Before she joined the nunnery, Augustinha had been part of an avant-garde theater group known for its complete lack of inhibitions onstage and offstage, and it was rumored among the novices peeling potatoes in the kitchen that Augustinha had led a blissfully debauched life, complete with boyfriends, banned substances and (dare they say it) aborted babies. That she was now one of the order’s most devout and dedicated sisters – the one who bathed lepers and tended to terminal patients – could not dispel the impression that she knew more about life than one was reasonably entitled to.
“I fold!” said Sister Edwige, finishing the hand and letting Loreto scoop up the pot. “I think Sister Augustinha’s game is more fun. Let’s play that instead!”
“Awww, just when I was winning!” said Sister Loreto, pouting at her suddenly worthless chips.
“Did we rob a bank?” asked Maryska. “Did someone get killed?”
Loreto said, “What do we know about robbing banks? Even if we did get some money, what would we have used it for? We made a vow of poverty…”
“No, no,” said Edwige, “we didn’t make any vows, we’re not sisters, although we later pretend to be so. We’re villains, we like money, we like spending it on cars, houses, perfumes, vacations to Paris…”
“Men? Did we spend on men?” asked Loreto.
“I don’t even know what it means to spend on men,” sighed Maryska. “Does that mean you – you buy them nice things, like watches and shoes and iPhones…”
“Or you can just buy them,” said Augustinha with a shrug.
“Really? For what?” said Maryska.
Edwige laughed. She had three brothers – an airline pilot, a cryptocurrency trader and a police captain – all of whom had been left by their wives and girlfriends for various reasons. “So you can keep them as pets, snuggle up to them on rainy days, smell their body hair…”
“Ewww, I don’t even want to think about, please, please, take that thought away!” said Loreto, shaking her hands in the air. “No wonder we got caught! We had all of these impure thoughts! We robbed a bank so we could get and do all of these nasty things!”

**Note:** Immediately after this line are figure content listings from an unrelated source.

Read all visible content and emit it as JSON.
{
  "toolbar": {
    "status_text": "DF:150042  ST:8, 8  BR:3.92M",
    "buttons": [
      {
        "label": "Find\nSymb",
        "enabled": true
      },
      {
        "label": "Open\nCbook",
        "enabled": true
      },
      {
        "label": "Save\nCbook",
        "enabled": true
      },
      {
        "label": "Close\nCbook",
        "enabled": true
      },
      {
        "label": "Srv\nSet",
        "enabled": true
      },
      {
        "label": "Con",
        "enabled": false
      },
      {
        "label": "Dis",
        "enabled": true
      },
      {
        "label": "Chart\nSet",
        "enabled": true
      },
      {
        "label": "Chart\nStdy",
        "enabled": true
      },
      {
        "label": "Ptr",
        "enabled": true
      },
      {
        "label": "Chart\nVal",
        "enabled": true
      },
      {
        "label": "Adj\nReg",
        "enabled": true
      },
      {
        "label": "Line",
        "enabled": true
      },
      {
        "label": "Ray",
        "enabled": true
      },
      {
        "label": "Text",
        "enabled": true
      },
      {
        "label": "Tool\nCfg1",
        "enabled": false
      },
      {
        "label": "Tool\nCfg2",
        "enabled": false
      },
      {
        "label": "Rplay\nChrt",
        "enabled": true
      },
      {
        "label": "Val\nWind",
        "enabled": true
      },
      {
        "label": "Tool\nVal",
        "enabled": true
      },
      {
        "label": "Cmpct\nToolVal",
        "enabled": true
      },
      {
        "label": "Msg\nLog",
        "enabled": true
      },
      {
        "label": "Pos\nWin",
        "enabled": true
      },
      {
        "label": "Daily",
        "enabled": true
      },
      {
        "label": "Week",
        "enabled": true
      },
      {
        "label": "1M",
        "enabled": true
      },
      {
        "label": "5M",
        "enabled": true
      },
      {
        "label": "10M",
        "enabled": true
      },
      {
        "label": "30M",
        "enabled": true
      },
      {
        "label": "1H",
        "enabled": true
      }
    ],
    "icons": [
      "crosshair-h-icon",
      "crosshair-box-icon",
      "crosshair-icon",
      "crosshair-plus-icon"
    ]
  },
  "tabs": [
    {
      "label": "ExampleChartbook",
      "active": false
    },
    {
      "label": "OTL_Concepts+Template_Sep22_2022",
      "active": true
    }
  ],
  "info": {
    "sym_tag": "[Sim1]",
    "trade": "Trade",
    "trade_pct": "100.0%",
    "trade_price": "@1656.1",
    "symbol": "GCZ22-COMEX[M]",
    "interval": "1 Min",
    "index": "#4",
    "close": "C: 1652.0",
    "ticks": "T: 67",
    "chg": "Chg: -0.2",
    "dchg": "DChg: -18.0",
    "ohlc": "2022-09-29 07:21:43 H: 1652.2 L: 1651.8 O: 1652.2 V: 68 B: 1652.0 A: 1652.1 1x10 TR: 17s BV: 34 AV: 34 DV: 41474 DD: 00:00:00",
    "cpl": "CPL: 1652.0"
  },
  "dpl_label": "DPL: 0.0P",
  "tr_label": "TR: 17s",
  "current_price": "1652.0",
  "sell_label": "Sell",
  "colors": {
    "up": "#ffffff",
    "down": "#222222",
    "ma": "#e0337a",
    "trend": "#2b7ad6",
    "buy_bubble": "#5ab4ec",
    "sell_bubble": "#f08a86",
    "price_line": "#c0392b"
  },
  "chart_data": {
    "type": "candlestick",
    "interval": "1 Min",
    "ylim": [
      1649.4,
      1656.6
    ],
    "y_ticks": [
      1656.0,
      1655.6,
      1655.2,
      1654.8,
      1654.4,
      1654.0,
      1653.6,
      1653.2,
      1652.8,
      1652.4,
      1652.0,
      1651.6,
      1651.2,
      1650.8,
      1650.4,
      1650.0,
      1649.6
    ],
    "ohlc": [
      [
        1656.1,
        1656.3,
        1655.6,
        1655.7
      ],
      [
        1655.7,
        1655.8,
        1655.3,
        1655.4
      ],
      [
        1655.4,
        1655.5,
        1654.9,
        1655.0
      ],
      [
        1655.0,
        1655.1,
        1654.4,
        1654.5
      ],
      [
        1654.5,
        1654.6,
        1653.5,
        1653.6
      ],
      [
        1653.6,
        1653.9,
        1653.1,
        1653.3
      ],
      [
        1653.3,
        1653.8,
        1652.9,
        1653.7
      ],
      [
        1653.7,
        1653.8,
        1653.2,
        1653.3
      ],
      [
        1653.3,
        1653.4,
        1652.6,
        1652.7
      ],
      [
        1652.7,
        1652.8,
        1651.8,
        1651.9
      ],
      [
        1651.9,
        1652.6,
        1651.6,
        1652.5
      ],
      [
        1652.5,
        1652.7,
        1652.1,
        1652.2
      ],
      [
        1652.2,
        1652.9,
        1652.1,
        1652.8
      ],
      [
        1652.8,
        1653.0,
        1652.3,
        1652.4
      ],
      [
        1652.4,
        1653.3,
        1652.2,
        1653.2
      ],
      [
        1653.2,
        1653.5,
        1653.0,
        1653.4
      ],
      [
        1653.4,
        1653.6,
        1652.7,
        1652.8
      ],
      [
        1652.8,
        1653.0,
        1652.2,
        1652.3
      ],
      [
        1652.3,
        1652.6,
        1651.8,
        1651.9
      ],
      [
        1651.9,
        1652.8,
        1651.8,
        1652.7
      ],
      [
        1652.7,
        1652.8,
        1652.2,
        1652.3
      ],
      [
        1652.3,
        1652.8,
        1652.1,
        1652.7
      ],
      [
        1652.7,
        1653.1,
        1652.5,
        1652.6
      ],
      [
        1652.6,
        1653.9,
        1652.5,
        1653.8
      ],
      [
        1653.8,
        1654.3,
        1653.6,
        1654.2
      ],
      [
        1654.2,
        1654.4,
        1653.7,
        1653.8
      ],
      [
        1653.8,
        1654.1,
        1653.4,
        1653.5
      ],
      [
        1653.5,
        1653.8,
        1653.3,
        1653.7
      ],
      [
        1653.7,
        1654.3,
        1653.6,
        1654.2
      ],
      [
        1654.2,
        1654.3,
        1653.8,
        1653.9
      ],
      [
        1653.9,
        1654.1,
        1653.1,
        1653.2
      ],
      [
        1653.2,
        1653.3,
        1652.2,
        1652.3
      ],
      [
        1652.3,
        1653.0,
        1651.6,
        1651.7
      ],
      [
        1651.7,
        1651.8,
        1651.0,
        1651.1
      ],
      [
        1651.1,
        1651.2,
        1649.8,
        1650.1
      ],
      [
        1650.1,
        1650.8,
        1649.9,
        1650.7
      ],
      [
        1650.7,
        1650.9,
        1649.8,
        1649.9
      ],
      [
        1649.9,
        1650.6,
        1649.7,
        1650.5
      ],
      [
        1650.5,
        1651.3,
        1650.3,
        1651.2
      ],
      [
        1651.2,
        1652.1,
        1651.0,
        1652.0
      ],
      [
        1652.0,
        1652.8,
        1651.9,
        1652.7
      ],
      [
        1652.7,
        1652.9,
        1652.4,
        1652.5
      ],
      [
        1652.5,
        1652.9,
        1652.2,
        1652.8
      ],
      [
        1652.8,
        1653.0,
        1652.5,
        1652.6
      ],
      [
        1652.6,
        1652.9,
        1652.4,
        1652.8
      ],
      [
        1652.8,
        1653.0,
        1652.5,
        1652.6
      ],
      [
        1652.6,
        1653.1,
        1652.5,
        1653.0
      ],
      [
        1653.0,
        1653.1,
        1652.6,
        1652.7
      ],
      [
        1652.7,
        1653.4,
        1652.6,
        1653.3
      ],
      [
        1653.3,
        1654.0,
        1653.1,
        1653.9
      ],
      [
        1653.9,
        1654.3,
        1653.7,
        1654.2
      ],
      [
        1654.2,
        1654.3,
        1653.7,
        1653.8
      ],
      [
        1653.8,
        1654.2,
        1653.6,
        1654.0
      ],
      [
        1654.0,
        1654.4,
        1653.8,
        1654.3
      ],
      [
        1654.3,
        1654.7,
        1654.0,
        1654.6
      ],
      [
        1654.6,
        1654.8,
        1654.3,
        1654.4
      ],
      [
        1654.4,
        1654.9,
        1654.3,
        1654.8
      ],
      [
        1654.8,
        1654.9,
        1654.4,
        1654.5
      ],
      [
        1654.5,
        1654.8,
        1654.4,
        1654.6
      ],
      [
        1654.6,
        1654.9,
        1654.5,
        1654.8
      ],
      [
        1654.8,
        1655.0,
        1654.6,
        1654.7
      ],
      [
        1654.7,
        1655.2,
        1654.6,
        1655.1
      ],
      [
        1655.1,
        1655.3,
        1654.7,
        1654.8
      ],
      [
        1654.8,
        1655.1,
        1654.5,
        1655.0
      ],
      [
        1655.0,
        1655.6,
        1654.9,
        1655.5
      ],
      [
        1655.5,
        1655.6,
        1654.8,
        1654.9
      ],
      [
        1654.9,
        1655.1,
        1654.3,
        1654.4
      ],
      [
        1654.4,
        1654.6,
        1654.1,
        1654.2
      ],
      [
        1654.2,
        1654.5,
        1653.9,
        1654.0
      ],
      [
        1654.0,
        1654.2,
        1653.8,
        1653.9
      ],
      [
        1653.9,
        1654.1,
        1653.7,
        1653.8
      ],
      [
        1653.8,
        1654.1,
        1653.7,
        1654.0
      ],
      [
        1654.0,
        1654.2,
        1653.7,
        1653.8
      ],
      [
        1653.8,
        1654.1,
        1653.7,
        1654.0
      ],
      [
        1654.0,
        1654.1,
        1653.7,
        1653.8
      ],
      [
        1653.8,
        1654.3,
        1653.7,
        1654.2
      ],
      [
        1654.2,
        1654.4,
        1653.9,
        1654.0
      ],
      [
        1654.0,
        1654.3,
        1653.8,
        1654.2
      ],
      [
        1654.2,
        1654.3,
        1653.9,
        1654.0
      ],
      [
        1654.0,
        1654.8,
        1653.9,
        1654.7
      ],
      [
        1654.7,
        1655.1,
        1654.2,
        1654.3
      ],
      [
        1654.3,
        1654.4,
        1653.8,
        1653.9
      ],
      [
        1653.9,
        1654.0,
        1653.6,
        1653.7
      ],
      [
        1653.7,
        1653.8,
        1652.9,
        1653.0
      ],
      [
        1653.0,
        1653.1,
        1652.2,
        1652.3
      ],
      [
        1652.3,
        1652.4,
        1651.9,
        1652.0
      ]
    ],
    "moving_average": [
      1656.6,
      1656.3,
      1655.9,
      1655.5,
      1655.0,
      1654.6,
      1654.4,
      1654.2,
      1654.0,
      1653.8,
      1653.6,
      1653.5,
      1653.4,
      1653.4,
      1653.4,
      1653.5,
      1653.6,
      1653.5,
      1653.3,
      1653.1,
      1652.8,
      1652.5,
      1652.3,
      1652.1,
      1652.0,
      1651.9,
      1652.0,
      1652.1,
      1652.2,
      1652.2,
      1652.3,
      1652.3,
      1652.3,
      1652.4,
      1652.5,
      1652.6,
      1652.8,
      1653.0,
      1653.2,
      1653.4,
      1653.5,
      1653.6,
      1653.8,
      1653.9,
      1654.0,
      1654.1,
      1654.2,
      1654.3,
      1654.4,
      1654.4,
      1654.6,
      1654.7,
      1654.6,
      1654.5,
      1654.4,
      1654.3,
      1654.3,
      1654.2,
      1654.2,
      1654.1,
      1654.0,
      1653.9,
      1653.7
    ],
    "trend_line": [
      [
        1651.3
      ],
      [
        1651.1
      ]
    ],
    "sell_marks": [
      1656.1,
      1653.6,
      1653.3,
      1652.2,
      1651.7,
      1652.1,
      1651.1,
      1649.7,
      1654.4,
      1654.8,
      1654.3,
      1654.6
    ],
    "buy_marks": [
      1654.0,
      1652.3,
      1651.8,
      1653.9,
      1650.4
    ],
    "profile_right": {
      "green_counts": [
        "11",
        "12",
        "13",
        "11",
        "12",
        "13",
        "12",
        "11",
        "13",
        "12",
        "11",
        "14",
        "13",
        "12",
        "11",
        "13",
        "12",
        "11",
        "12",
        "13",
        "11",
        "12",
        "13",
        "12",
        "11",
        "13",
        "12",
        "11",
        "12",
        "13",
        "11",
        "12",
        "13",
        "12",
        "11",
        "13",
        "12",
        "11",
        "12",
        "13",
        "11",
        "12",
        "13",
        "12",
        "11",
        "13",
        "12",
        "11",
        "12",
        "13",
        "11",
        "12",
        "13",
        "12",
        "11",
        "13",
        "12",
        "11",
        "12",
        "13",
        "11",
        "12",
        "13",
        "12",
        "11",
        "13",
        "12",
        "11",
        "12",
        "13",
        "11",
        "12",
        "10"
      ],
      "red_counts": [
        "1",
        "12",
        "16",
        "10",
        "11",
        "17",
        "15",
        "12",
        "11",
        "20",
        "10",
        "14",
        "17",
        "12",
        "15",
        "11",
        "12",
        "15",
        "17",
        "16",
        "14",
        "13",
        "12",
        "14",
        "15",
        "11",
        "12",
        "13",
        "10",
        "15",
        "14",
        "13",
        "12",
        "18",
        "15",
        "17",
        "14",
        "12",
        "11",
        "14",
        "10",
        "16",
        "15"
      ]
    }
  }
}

“Technically, the bank robbery alone was enough to land us in jail. The motive doesn’t matter. We could’ve robbed a bank to give its money away to the poor. We’d still be criminals in the eyes of the law,” said Augustinha.
“It must be fun to be bad – sometimes,” said Sister Maryska, looking out into the garden, where other sisters were watering the begonias and watching the clouds turn pink.
“Do people even know what bad means anymore?” said Sister Edwige. “Or good, for that matter?”
Sister Loreto shuffled the deck of cards and said, “Let’s play another hand! And somebody close that window – I can feel a chill coming.”